Katie introduced Eric Grey from Smilin’ Pitbull Rescue and told us the story of how they met and how Katie ended up being a foster host for a mother pitbull and her litter of puppies.  The whole family was about to be euthanized, and Eric gave great support to Katie throughout the process.  In fact, due to some challenges that Katie and her poor adopted puppy have been going through, Eric has continued to support her and little Noah.

Eric took the floor and began talking us through his slide show.  He founded the organization 15 years ago while he was in law school and he adopted Spud from a kill shelter.  He commented that it was difficult to adopt his first Pit Bull and he ended up having him for 10 years.  They are a 501(c)(3) charity and they feature his dog Elvis in their logo.

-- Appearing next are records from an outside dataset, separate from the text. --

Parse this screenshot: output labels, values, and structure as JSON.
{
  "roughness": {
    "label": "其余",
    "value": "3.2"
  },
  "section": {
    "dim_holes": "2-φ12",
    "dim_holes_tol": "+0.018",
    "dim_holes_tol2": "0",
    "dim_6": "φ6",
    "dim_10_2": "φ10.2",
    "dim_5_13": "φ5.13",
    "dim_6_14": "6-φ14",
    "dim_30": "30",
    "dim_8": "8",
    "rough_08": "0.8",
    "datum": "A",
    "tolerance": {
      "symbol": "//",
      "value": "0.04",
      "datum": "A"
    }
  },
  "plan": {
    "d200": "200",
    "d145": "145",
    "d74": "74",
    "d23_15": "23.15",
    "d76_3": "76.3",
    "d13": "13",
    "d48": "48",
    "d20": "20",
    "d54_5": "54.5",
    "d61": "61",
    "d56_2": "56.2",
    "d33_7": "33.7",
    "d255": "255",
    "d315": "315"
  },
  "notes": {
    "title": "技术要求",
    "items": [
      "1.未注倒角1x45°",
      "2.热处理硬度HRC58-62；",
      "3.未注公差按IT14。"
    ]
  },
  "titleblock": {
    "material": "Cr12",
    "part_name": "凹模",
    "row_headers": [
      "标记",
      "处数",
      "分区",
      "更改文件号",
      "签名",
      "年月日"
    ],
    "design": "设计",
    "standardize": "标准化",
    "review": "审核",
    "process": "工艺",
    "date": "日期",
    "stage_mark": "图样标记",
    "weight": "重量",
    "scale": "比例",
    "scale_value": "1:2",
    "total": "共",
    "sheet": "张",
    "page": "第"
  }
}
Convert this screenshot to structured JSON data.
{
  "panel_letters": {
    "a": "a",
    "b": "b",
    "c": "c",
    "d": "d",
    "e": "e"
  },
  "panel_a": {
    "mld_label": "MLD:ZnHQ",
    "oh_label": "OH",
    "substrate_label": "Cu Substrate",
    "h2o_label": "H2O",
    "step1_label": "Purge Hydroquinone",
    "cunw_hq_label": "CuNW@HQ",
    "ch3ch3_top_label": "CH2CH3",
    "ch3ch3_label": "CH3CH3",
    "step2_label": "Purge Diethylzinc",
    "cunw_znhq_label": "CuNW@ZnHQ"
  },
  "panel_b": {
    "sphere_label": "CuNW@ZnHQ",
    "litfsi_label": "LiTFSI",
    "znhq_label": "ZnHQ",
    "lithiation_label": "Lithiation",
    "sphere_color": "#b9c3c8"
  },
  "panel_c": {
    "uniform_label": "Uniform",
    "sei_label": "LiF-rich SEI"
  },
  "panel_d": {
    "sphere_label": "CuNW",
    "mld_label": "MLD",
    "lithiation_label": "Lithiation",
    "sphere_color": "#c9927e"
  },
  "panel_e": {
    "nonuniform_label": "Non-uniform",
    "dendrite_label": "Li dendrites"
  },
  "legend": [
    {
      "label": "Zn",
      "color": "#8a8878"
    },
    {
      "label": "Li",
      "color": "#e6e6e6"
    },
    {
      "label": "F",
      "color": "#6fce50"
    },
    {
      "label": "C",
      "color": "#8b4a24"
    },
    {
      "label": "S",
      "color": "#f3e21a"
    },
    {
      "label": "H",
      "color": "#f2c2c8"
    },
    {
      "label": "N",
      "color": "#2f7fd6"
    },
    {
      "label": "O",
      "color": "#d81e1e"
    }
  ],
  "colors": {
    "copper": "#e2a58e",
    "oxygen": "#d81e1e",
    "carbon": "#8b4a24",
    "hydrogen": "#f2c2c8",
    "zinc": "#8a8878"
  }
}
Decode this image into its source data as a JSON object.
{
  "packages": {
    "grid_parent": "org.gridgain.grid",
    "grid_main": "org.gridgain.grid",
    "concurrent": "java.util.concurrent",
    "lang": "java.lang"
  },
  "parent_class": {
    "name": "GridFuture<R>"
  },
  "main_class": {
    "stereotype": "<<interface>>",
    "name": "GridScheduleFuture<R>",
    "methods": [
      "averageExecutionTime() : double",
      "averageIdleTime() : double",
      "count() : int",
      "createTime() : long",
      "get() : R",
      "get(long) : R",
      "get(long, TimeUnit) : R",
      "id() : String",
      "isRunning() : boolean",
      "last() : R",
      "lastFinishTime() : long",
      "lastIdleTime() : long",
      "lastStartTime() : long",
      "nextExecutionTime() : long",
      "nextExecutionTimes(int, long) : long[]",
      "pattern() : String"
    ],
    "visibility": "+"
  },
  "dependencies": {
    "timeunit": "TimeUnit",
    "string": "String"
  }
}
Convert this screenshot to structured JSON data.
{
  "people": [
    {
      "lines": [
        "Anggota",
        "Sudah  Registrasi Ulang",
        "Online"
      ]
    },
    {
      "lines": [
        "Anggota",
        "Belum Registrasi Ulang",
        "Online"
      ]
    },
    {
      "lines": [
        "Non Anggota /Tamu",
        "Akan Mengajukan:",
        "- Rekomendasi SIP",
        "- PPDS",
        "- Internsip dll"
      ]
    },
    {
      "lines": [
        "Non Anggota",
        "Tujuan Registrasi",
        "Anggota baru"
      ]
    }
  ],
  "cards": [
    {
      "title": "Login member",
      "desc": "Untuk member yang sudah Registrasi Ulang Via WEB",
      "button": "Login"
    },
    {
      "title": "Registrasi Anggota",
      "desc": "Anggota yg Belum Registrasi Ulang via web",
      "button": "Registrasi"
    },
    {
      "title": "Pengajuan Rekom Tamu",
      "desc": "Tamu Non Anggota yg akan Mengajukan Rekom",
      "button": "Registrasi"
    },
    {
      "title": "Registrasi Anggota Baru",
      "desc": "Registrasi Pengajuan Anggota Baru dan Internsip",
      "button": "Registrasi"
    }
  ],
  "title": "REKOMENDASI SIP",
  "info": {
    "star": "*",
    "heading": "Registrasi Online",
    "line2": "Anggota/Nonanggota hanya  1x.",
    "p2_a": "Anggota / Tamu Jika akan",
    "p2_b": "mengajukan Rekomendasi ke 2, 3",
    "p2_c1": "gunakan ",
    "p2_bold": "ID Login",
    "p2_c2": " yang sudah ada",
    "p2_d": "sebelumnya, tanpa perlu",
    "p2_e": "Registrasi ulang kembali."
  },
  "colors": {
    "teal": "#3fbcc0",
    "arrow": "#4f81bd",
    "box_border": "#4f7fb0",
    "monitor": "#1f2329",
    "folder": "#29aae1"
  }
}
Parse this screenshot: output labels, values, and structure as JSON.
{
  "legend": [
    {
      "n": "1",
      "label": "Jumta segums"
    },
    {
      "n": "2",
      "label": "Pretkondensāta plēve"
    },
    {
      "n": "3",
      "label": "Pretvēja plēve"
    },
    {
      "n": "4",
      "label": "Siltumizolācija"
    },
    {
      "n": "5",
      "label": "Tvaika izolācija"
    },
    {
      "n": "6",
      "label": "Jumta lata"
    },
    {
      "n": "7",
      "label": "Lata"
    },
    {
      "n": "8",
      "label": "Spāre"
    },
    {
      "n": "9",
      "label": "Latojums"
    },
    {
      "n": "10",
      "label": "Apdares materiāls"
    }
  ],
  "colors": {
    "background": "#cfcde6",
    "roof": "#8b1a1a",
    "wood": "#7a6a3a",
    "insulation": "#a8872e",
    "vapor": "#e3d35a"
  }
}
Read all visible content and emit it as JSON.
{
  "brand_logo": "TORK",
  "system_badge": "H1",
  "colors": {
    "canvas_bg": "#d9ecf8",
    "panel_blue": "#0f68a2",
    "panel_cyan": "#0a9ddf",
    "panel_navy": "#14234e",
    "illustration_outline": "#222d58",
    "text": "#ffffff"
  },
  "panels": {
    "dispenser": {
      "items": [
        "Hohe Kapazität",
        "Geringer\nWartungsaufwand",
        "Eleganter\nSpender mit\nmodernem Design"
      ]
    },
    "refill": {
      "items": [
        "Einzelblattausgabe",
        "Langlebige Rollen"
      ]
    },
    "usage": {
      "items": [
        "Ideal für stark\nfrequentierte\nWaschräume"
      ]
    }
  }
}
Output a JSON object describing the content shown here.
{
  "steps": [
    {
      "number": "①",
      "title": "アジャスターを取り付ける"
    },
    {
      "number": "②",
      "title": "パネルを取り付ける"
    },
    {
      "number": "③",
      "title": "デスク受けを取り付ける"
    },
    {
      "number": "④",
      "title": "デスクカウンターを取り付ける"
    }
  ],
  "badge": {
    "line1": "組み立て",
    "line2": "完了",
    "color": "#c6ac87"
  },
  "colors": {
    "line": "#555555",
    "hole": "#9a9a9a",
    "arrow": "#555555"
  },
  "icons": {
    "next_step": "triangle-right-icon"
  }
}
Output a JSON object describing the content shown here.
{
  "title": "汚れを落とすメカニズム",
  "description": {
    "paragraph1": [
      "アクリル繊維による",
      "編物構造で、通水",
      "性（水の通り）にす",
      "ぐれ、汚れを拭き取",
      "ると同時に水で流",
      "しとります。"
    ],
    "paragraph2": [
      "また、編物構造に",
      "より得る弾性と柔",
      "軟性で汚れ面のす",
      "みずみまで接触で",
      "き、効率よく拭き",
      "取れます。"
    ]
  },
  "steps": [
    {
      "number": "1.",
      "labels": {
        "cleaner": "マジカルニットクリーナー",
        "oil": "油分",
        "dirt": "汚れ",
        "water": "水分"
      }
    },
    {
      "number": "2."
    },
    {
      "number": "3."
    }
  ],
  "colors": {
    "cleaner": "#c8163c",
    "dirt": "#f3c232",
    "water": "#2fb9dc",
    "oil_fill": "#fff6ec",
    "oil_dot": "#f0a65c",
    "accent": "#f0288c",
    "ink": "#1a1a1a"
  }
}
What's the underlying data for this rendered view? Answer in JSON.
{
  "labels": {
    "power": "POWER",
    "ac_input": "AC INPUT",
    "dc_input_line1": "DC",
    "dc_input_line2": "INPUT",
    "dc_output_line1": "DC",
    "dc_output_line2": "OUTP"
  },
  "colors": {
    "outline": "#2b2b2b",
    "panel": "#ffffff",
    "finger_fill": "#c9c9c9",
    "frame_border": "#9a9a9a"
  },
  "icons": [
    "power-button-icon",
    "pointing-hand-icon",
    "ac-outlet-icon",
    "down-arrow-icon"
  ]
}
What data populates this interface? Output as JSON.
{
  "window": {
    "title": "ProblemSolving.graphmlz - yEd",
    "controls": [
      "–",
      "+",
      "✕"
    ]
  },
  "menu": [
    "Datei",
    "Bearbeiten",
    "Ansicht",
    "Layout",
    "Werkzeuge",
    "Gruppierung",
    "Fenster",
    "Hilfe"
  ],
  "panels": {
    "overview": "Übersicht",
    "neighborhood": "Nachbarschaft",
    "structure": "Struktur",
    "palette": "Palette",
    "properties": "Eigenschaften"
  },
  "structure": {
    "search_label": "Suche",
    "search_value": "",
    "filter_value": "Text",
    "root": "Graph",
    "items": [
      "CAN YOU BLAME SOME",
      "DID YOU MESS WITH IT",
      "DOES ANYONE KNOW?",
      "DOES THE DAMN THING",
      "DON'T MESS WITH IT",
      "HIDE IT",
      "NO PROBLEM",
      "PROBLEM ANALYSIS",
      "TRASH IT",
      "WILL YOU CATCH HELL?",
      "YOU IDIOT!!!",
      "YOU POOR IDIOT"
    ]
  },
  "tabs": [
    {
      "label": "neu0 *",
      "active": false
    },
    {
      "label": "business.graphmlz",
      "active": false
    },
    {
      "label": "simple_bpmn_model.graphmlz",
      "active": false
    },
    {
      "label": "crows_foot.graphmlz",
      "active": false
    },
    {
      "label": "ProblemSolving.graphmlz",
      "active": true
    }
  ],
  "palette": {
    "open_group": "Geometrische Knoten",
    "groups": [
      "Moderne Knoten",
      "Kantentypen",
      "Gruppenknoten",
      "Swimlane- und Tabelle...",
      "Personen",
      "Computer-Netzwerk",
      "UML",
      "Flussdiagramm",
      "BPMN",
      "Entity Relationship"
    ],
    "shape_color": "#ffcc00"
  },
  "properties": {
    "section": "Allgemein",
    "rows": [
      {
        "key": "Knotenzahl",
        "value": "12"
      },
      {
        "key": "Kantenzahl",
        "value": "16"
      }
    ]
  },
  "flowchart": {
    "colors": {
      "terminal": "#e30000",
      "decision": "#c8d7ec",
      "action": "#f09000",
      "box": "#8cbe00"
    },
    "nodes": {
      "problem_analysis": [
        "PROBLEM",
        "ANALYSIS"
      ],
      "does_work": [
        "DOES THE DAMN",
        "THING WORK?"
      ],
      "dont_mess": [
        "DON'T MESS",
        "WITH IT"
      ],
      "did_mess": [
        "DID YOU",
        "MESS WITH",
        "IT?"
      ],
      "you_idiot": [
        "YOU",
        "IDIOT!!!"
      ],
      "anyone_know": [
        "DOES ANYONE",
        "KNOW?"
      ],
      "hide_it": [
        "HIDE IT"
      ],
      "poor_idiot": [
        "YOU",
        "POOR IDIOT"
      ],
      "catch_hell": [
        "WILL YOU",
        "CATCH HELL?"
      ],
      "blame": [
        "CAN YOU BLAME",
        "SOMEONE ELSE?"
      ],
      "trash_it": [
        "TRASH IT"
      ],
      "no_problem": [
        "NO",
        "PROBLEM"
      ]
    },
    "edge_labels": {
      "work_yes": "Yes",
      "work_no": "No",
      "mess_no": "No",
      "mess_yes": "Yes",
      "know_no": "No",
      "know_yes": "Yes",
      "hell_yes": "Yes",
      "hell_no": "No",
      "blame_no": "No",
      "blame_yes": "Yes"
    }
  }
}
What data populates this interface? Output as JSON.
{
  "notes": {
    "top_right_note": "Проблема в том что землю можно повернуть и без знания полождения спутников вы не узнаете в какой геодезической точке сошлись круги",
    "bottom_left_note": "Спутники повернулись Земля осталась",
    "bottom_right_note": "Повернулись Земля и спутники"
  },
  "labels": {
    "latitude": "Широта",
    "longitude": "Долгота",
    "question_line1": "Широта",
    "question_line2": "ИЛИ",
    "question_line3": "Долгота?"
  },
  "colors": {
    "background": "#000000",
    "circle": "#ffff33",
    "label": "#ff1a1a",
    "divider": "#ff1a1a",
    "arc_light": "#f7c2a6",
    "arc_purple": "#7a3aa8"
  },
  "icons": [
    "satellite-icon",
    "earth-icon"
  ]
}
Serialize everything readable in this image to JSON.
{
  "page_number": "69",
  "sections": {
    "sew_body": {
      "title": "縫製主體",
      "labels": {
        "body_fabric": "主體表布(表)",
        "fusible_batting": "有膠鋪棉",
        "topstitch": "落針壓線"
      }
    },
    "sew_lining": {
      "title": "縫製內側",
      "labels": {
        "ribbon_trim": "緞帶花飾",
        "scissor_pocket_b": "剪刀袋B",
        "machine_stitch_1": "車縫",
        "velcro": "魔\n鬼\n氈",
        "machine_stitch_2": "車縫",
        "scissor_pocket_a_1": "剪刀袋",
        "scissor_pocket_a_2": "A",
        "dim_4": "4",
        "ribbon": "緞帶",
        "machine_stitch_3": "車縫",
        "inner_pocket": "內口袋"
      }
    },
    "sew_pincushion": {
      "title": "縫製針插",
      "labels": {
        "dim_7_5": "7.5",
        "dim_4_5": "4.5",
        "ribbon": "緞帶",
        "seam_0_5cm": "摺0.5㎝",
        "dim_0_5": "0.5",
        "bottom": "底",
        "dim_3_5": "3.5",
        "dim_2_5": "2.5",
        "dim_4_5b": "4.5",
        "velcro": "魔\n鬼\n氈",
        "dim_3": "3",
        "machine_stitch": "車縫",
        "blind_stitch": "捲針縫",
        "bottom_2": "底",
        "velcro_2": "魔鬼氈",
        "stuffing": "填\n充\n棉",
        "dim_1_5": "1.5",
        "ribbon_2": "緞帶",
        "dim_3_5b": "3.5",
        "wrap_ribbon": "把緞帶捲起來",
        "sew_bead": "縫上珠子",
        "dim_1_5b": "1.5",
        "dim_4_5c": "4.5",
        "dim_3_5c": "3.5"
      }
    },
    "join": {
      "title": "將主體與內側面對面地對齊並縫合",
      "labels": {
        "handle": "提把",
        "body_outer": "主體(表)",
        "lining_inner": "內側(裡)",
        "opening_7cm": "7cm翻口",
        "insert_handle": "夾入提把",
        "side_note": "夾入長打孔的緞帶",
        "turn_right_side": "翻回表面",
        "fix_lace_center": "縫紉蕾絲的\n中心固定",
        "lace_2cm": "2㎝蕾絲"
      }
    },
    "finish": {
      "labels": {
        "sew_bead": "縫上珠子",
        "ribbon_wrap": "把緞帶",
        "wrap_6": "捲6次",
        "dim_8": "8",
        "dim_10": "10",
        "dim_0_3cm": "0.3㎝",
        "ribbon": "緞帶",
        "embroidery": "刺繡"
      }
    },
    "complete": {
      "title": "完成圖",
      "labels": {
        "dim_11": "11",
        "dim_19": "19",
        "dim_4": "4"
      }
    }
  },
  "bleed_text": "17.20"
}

One of their big challenges is trying to overcome the stereotypes associated with the Pit Bull breed.  They have a reputation for fighting and aggression only because some humans choose to miss-use them that way.  Being an owner of three of them, he spoke first-hand about how their temperament is great when they are cared for correctly.  He also showed many pictures of kids, even sick kids, and other people hugging their Pit Bulls, which no doubt showed us that they really make great pets for a lot of families.

They are 100% run by volunteers and they have annual revenue of about $50k.  They place about 180 dogs a year and put each applicant through a thorough screening process, which includes a home visit.  Their screeners are told to determine if they would leave their own dog there with that family.

Eric showed us their web site, which he designed himself.  (He didn’t really say it, but it seemed as though he might be doing most of the work for the organization.)  Not so surprisingly, he said that Facebook gives them the most benefit in terms of P.R.  They have over 22,000 people that “like” them, which is how they met Katie.  They also found a lady that drove down south to pick up Katie’s adoptive dog family.  Their web site’s online forum has a million posts, which is where each application is filed.

We then saw some photos of the family of dogs Katie hosted, including them taking care of the puppies as they sniffed and crawled around the floor.  You better believe me when I say, it was totally adorable.  They have a big advantage in this area because Eric is also a photographer and they’ve become very good at taking incredibly cute shots that help to get dogs adopted.  Another video showed a litter of dogs that became excited and animated when somebody knocked on the floor.  Eric explained that this was part of some sort of training for the dogs, but they also use it for marketing because the puppies get so active.

We also saw pictures of a bunch of other dogs that he’s gotten homes for, and you could tell that Eric was very proud.  He told the story of Piggy, who was tragically mis-used as a fight dog.  She had a lot of scars and was missing most of her ear and lip.  He noted that she’s become a loving dog for her new owners, though, so another happy ending was provided by Smilin’ Pit Bull.

They raise money by selling merchandise (calendars, water bottles), writing grants, accepting donations, and of course, their adoption fees.  They also need volunteers to be fosters like Katie, home visitors, application reviewers, and grant writers and fundraisers.  Their costs are considerable and they recently had an issue with the deadly parvovirus, which cost them $9,000.  This cost them three dogs, but they were able to save the rest when a volunteer spread the virus to her foster dogs.